Gold spielt bei Ihrer Arbeit auch immer wieder eine wichtige Rolle, was hat es damit auf sich?
BB: Eigentlich bin ich dank meiner Partnerin auf das Thema Gold gestossen. Die erste Arbeit war eine Weihnachtskarte mit goldigem Holzdruck. Das Gold fasziniert durch seine Strahlkraft und die Reflexion und Reaktion, die es mit Licht erzeugt. Für die Ausstellung im Kunsthaus Zofingen habe ich eine Installation von 2000 goldig angemalten Eichenblättern gemacht, deren Wirkung einfach unglaublich ist. Jedes Blatt wurde von mir und meinem Sohn, der mir oft bei der Installation meiner Arbeiten hilft, einzeln mit einer Stecknadel an die Trägerplatte gepinnt. Dadurch entsteht eine besondere Dynamik. Einzelne Blätter können im Kunsthaus auch gekauft werden. Der Erlös geht dabei zugunsten der Setzung einer Eiche auf dem Heiternplatz in Zofingen.
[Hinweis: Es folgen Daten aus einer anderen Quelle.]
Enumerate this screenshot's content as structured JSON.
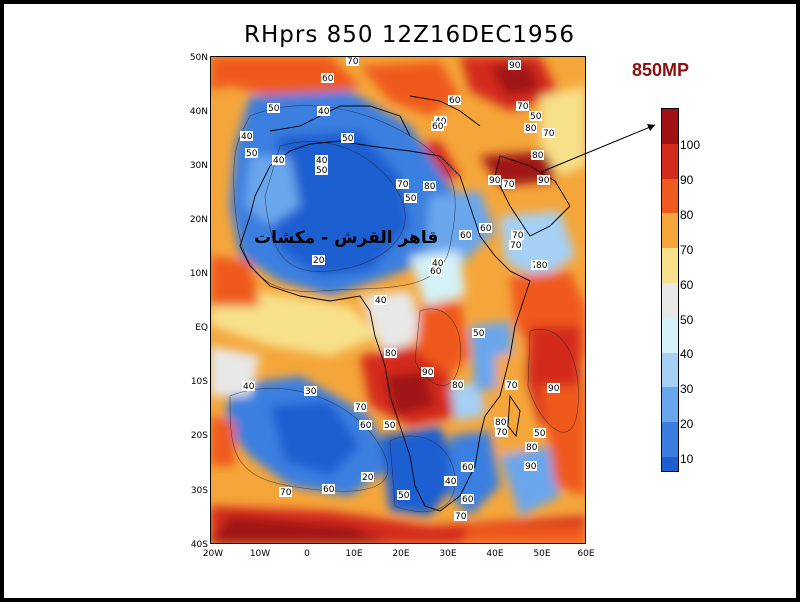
{
  "title": "RHprs 850 12Z16DEC1956",
  "level_label": "850MP",
  "annotation": "قاهر القرش - مكشات",
  "lat_labels": [
    "50N",
    "40N",
    "30N",
    "20N",
    "10N",
    "EQ",
    "10S",
    "20S",
    "30S",
    "40S"
  ],
  "lon_labels": [
    "20W",
    "10W",
    "0",
    "10E",
    "20E",
    "30E",
    "40E",
    "50E",
    "60E"
  ],
  "colorbar": {
    "labels": [
      "10",
      "20",
      "30",
      "40",
      "50",
      "60",
      "70",
      "80",
      "90",
      "100"
    ],
    "colors": [
      "#1c5fd1",
      "#3a7fe0",
      "#6aa6ec",
      "#a6d0f5",
      "#d4f2f7",
      "#e8e8e8",
      "#f7e08a",
      "#f5a63a",
      "#ef5a1e",
      "#d42c1c",
      "#a01214"
    ]
  },
  "contour_labels": [
    "70",
    "60",
    "90",
    "50",
    "40",
    "60",
    "40",
    "70",
    "50",
    "80",
    "60",
    "40",
    "50",
    "70",
    "50",
    "40",
    "50",
    "40",
    "70",
    "80",
    "90",
    "80",
    "90",
    "70",
    "50",
    "20",
    "60",
    "40",
    "70",
    "60",
    "70",
    "80",
    "60",
    "70",
    "40",
    "50",
    "80",
    "90",
    "80",
    "70",
    "90",
    "40",
    "30",
    "70",
    "60",
    "50",
    "80",
    "70",
    "50",
    "80",
    "20",
    "60",
    "90",
    "40",
    "60",
    "70",
    "20",
    "50",
    "60",
    "70"
  ]
}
Vor dem Kunsthaus Zofingen kam auch ein von Ihnen rudimentär bearbeiteter Eichenstamm zu liegen. Erzählen Sie uns mehr darüber.
BB: Der Stamm stammt von einer über 200-jährigen Eiche und wurde von hier per Schwertransport nach Zofingen gebracht. Ich habe die eine Seite natürlich belassen und die andere habe ich mit der Kettensäge bearbeitet. Der Stamm liegt auf einer Stahlstele und bekommt so seine künstlerische Erhöhung.